Les deux pieds dans l’Euromed
Lundi 27/04/2009 | Posté par Jérôme Aubrun
Aujourd’hui il fait beau, chose plutôt rare à Paris, enfin à Paris Paname, celui du Nord, la capitale quoi. La balade à laquelle je vous convie, se déroule sur le boulevard du même nom à Marseille, au cœur d’Euroméditerranée, à la frontière des 2e et 3e Arrondissement.
Comme on «monte» à Paris, je débute ma promenade par le bas du boulevard. Cette longue ligne droite part du quartier portuaire d’Arenc à la place Marceau où elle rejoint le quartier commerçant de la porte d’Aix. Elle marque la frontière entre le 2e et le 3e arrondissement. Elle longe le périmètre Euroméditerranée où émerge un nouveau quartier, vendu comme le futur de Marseille.
Si l’endroit ne vous dit rien, il vous suffit de prendre comme repère la tour de la CMA CGM. Cette tour qui par sa hauteur et son architecture fait que, ayé, maintenant Marseille est entrée dans le club select des grandes, des grandes villes modernes et tout et tout. Parce que, bon l’esprit village, les clichés pagnolesques tout ça c’est bien joli mais ça fait pas trop sérieux, surtout vu de là haut, de l’autre Paris, celui du Nord. Mais je suis réducteur et peut être un peu taquin. Car après tout c’est tout un quartier en devenir à qui on fait porter le souffle de ce changement d’image.
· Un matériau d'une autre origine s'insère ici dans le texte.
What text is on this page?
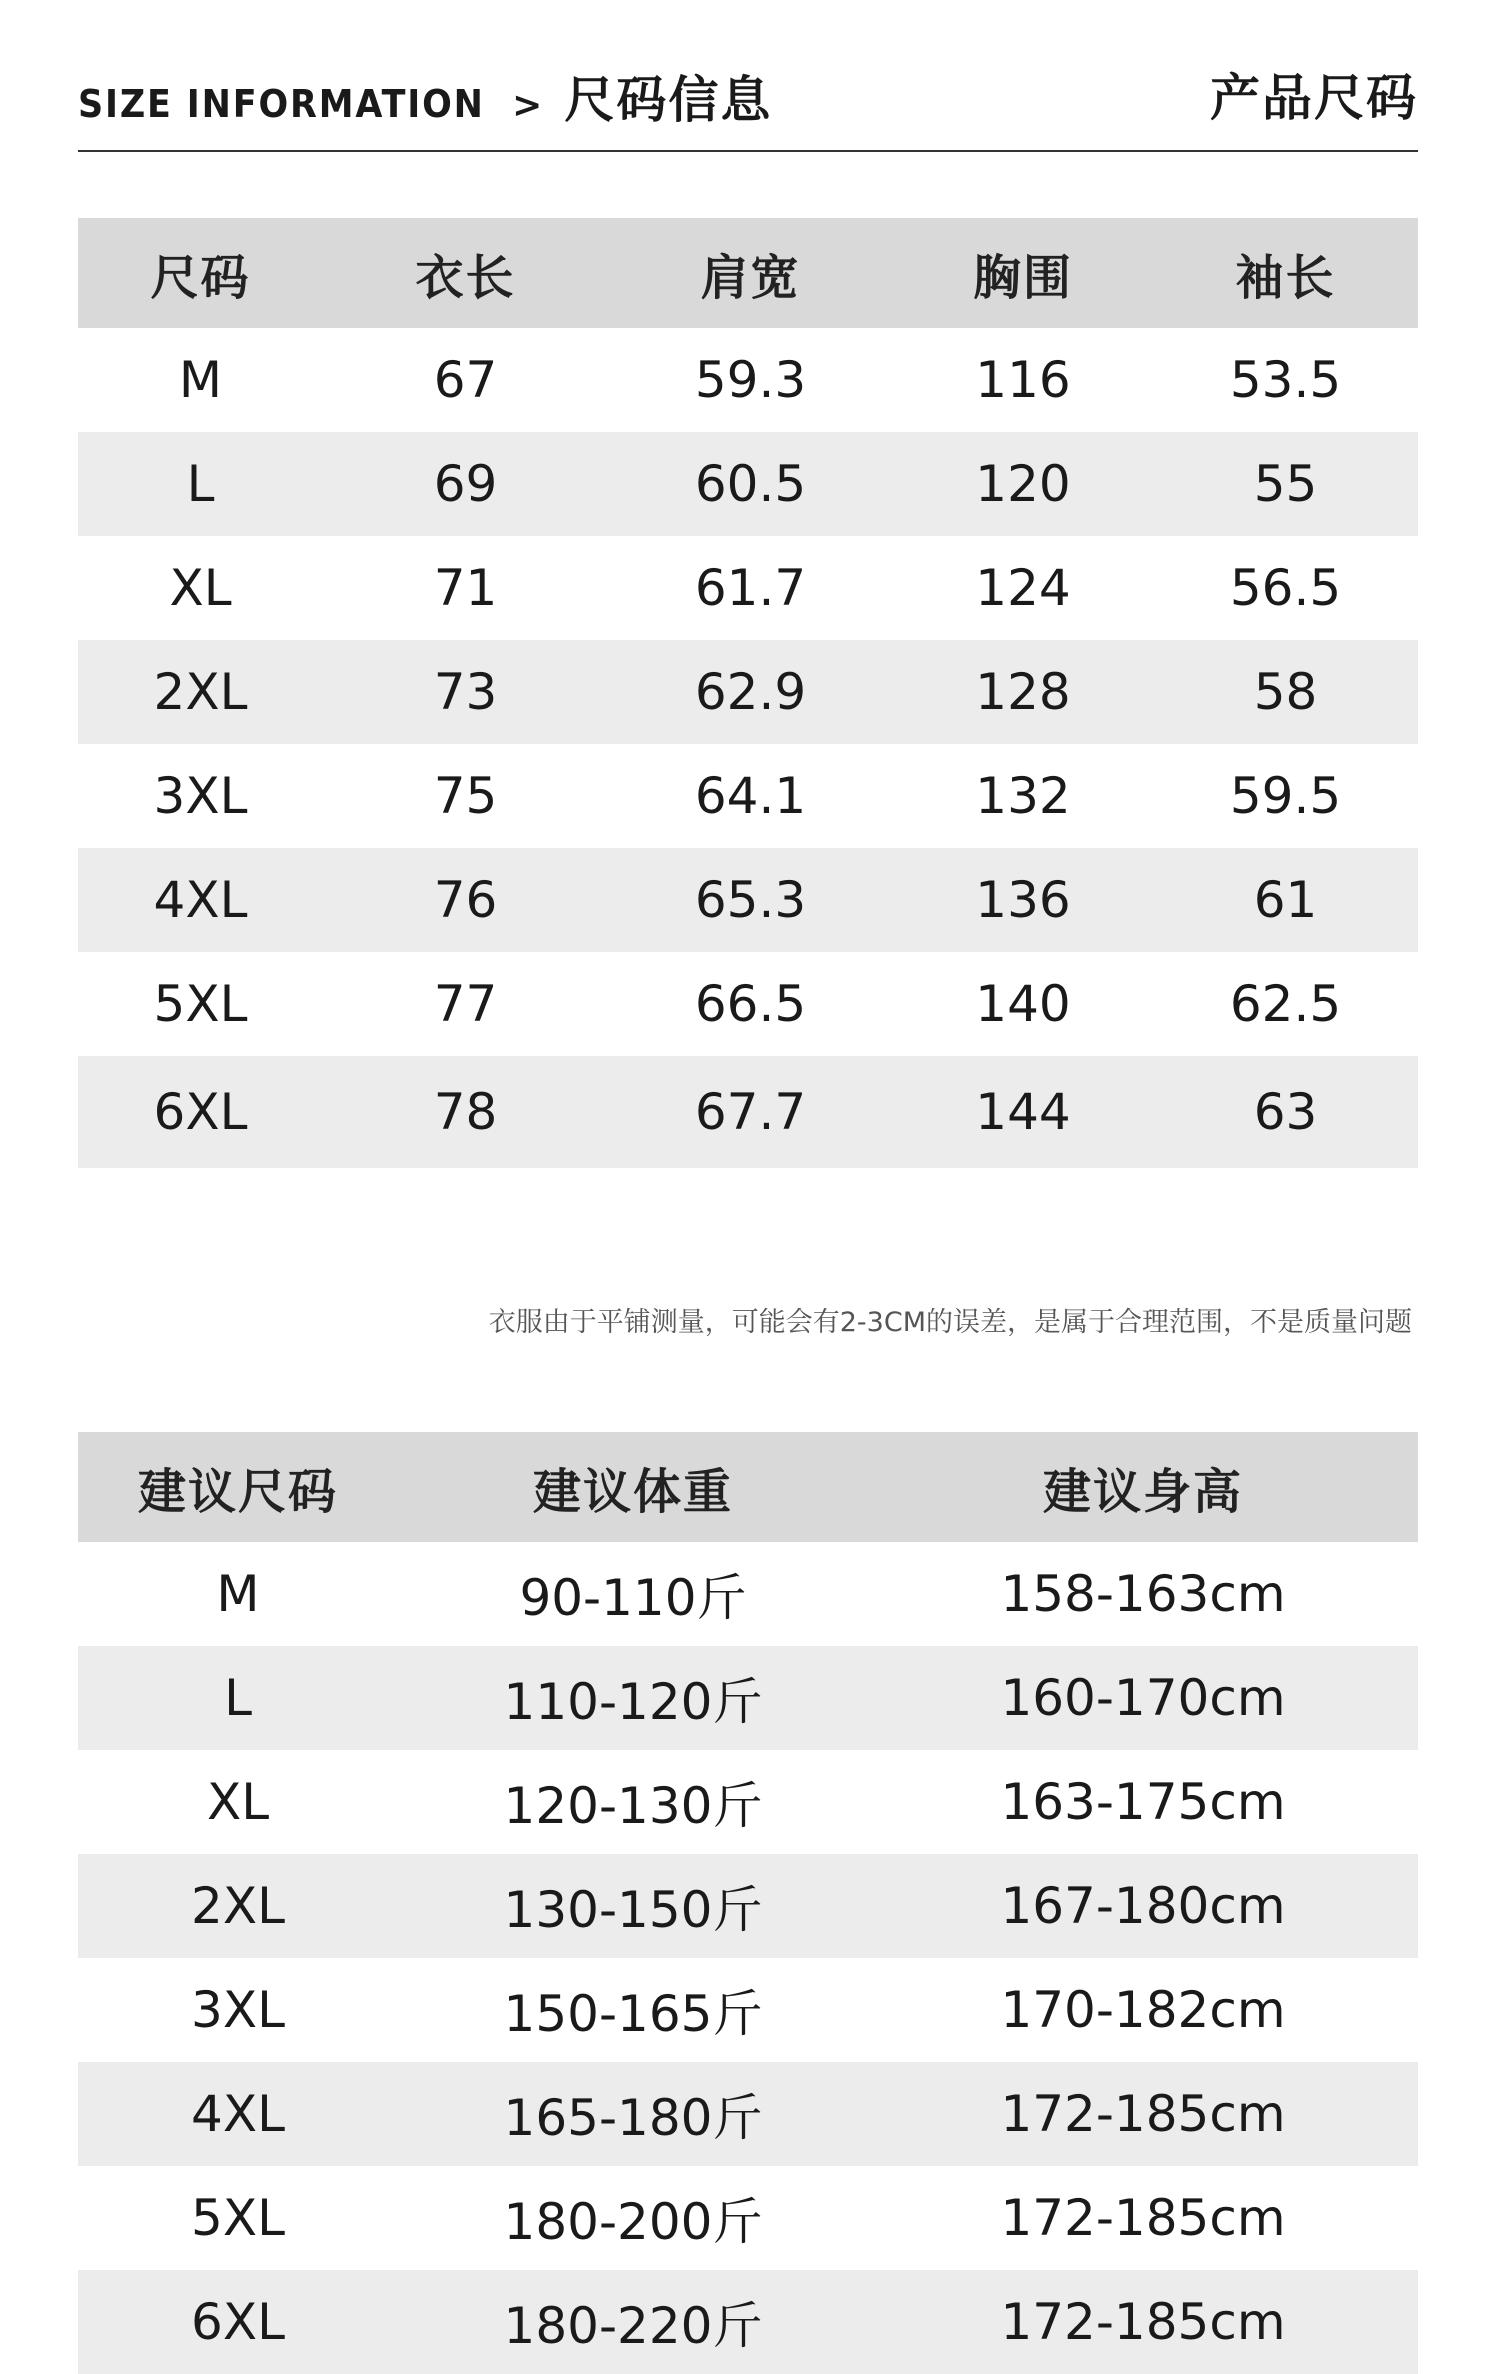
SIZE INFORMATION > 尺码信息	产品尺码
尺码	衣长	肩宽	胸围	袖长
M	67	59.3	116	53.5
L	69	60.5	120	55
XL	71	61.7	124	56.5
2XL	73	62.9	128	58
3XL	75	64.1	132	59.5
4XL	76	65.3	136	61
5XL	77	66.5	140	62.5
6XL	78	67.7	144	63
衣服由于平铺测量，可能会有2-3CM的误差，是属于合理范围，不是质量问题
建议尺码	建议体重	建议身高
M	90-110斤	158-163cm
L	110-120斤	160-170cm
XL	120-130斤	163-175cm
2XL	130-150斤	167-180cm
3XL	150-165斤	170-182cm
4XL	165-180斤	172-185cm
5XL	180-200斤	172-185cm
6XL	180-220斤	172-185cm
Continuons la promenade mais en faisant attention, les nombreux chantiers qui débutent ou s’achèvent m’oblige à slalomer entre les travaux, et à changer régulièrement de trottoir. De la rue d’Antoine jusqu’à la rue Melchior Guinot, je marche dans un boulevard investi par les grues, les travailleurs casqués et plein de poussière ; on n’est plus dans l’avant, pas dans l’après et le pendant n’est pas joyeux mais plutôt vide.
Habitants retranchés chez eux ou en fuite pour échapper aux chantiers, cette partie du boulevard sonne creux : la majorité des nouveaux appartements n’a pas encore trouvé preneur de même que les commerces. Et si l’on s’aventure dans les rues parallèles au boulevard rue, Chevalier Paul ou Pierre Albrand, où on peut découvrir des alignements d’immeubles gris, aux façades dégradés et recouvertes de paraboles où le soleil ne pénètre jamais.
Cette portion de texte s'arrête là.